L’éducation au sujet de l’environnement, forme la plus courante, est « axée sur le contenu : il s’agit de l’acquisition de connaissances relatives à l’environnement et des habilités requises pour acquérir ces connaissances. L’environnement est objet d’apprentissage. » (Sauvé, 1994)

Entre éco-gestes imposés et critique sociale

Via l’éducation pour l’environnement, « on apprend à résoudre et à prévenir les problèmes environnementaux de même qu’à gérer les ressources collectives.
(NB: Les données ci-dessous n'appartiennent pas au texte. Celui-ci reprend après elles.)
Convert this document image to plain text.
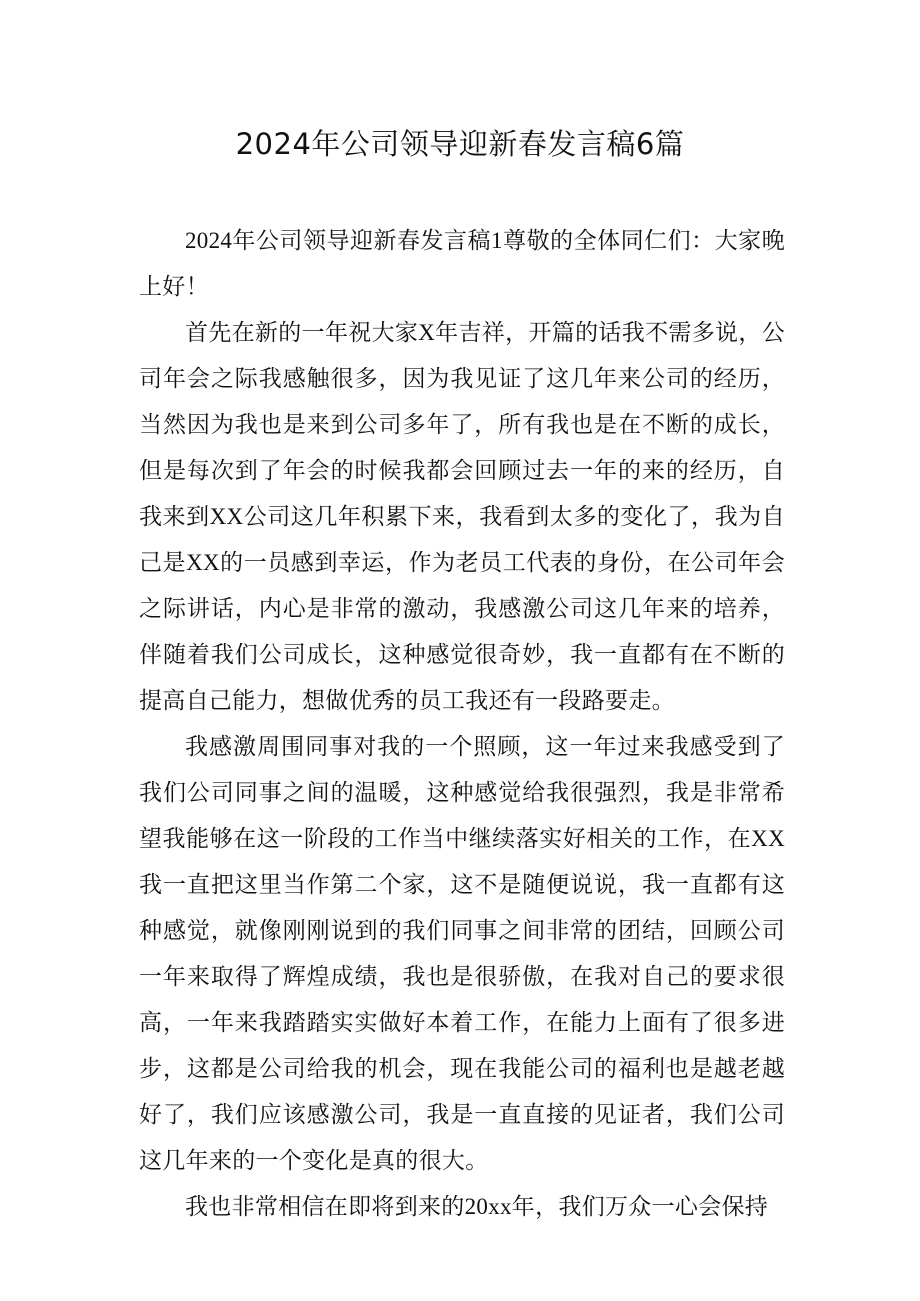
2024年公司领导迎新春发言稿6篇

2024年公司领导迎新春发言稿1尊敬的全体同仁们：大家晚上好！

首先在新的一年祝大家X年吉祥，开篇的话我不需多说，公司年会之际我感触很多，因为我见证了这几年来公司的经历，当然因为我也是来到公司多年了，所有我也是在不断的成长，但是每次到了年会的时候我都会回顾过去一年的来的经历，自我来到XX公司这几年积累下来，我看到太多的变化了，我为自己是XX的一员感到幸运，作为老员工代表的身份，在公司年会之际讲话，内心是非常的激动，我感激公司这几年来的培养，伴随着我们公司成长，这种感觉很奇妙，我一直都有在不断的提高自己能力，想做优秀的员工我还有一段路要走。

我感激周围同事对我的一个照顾，这一年过来我感受到了我们公司同事之间的温暖，这种感觉给我很强烈，我是非常希望我能够在这一阶段的工作当中继续落实好相关的工作，在XX我一直把这里当作第二个家，这不是随便说说，我一直都有这种感觉，就像刚刚说到的我们同事之间非常的团结，回顾公司一年来取得了辉煌成绩，我也是很骄傲，在我对自己的要求很高，一年来我踏踏实实做好本着工作，在能力上面有了很多进步，这都是公司给我的机会，现在我能公司的福利也是越老越好了，我们应该感激公司，我是一直直接的见证者，我们公司这几年来的一个变化是真的很大。

我也非常相信在即将到来的20xx年，我们万众一心会保持
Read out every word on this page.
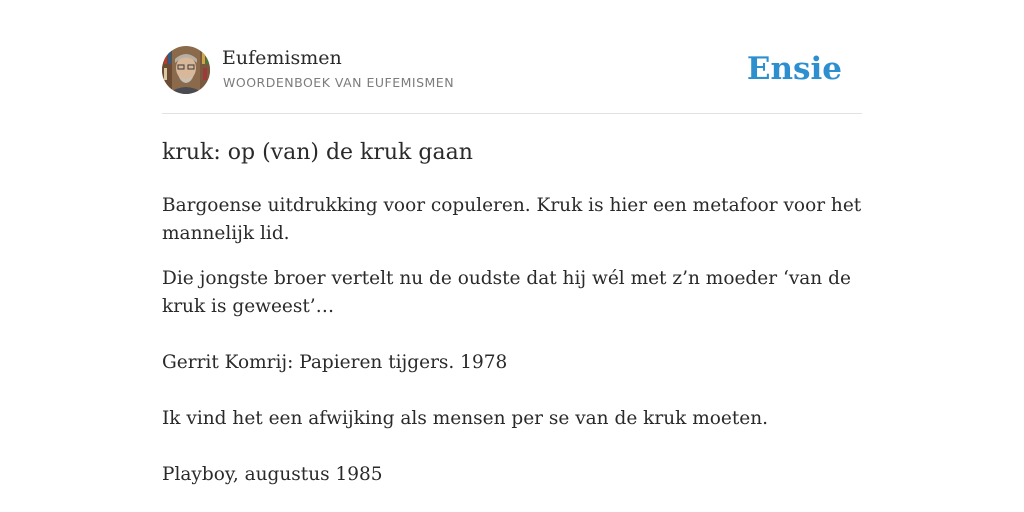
Eufemismen
WOORDENBOEK VAN EUFEMISMEN	Ensie
kruk: op (van) de kruk gaan

Bargoense uitdrukking voor copuleren. Kruk is hier een metafoor voor het mannelijk lid.

Die jongste broer vertelt nu de oudste dat hij wél met z’n moeder ‘van de kruk is geweest’…

Gerrit Komrij: Papieren tijgers. 1978

Ik vind het een afwijking als mensen per se van de kruk moeten.

Playboy, augustus 1985
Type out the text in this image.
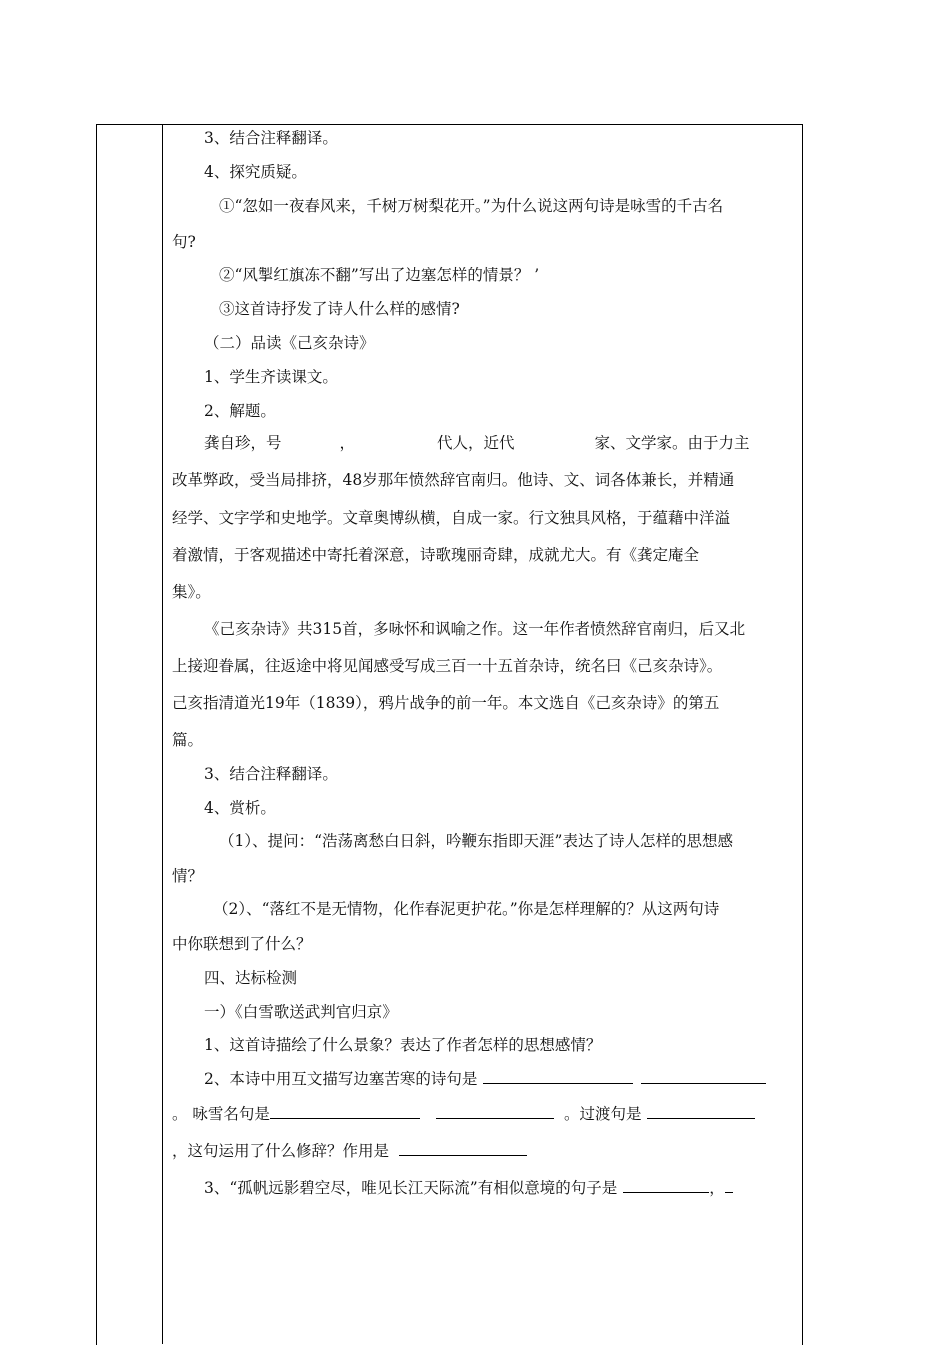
3、结合注释翻译。
4、探究质疑。
①“忽如一夜春风来，千树万树梨花开。”为什么说这两句诗是咏雪的千古名
句?
②“风掣红旗冻不翻”写出了边塞怎样的情景？ ’
③这首诗抒发了诗人什么样的感情?
（二）品读《己亥杂诗》
1、学生齐读课文。
2、解题。
龚自珍，号	，	代人，近代	家、文学家。由于力主
改革弊政，受当局排挤，48岁那年愤然辞官南归。他诗、文、词各体兼长，并精通
经学、文字学和史地学。文章奥博纵横，自成一家。行文独具风格，于蕴藉中洋溢
着激情，于客观描述中寄托着深意，诗歌瑰丽奇肆，成就尤大。有《龚定庵全
集》。
《己亥杂诗》共315首，多咏怀和讽喻之作。这一年作者愤然辞官南归，后又北
上接迎眷属，往返途中将见闻感受写成三百一十五首杂诗，统名曰《己亥杂诗》。
己亥指清道光19年（1839），鸦片战争的前一年。本文选自《己亥杂诗》的第五
篇。
3、结合注释翻译。
4、赏析。
（1）、提问：“浩荡离愁白日斜，吟鞭东指即天涯”表达了诗人怎样的思想感
情？
（2）、“落红不是无情物，化作春泥更护花。”你是怎样理解的？从这两句诗
中你联想到了什么？
四、达标检测
一）《白雪歌送武判官归京》
1、这首诗描绘了什么景象？表达了作者怎样的思想感情？
2、本诗中用互文描写边塞苦寒的诗句是
。 咏雪名句是	。过渡句是
，这句运用了什么修辞？作用是
3、“孤帆远影碧空尽，唯见长江天际流”有相似意境的句子是	，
L’environnement devient un but. » (Sauvé, 1994). Cette forme d’éducation laisse entrevoir deux courants opposés distingués par Robottom et Hart (1993) : « une approche positiviste où il s’agit de faire adopter les comportements et les gestes qui semblent les plus favorables à l’environnement et qui sont dictés par les experts et les politiques ; le courant de la critique sociale qui invite les apprenants à faire leurs propres choix sociaux à partir d’investigations menées par rapport à des problèmes qui les concernent directement. » (Girault et Fortin-Debart, 2006).

La priorité accordée à la personne

L’éducation dans l’environnement « correspond à une stratégie pédagogique : il s’agit d’apprendre au contact de l’environnement, soit par le milieu extérieur à l’école ou par le contexte biophysique ou social dans le quel on vit. » Dans l’éducation par l’environnement, assez proche, « l’environnement est à la fois milieu d’apprentissage et ressource pédagogique. » (Sauvé, 1994). L’objectif, centré sur la personne, est de mettre en relation le participant avec l’environnement. L’environnement, ainsi côtoyé de près, permet d’apprendre sur soi, favorise l’émergence de valeurs et de capacités,  amène à se situer par rapport à l’Autre (humains et autres êtres vivants).

...Entre théories et pratiques

 Sur le terrain, éduquer à l’environnement peut se traduire par un acte d’information, de communication, de sensibilisation, d’éducation, de formation, de médiation, de concertation…Faut il distinguer voire hiérarchiser ces actions de mise en relation ? Comment ? Limitons nous ici à rappeler que l’éducation à l’environnement cultive la complexité, rassemble des démarches éducatives, des méthodes diversifiées tant sur le fond que sur la forme. Eduquer à l’environnement n’est pas une mission anodine. C’est un acte engageant par lequel l’éducateur, bien au-delà d’un simple prosélytisme, invite les personnes qu’il côtoie à être dans la nature, dans leur environnement, à s’y frotter et s’y confronter… à vivre cet environnement, le toucher, le sentir, le parcourir, l’imaginer, l’expérimenter, le penser et le réfléchir, le construire, le modifier ou le conserver.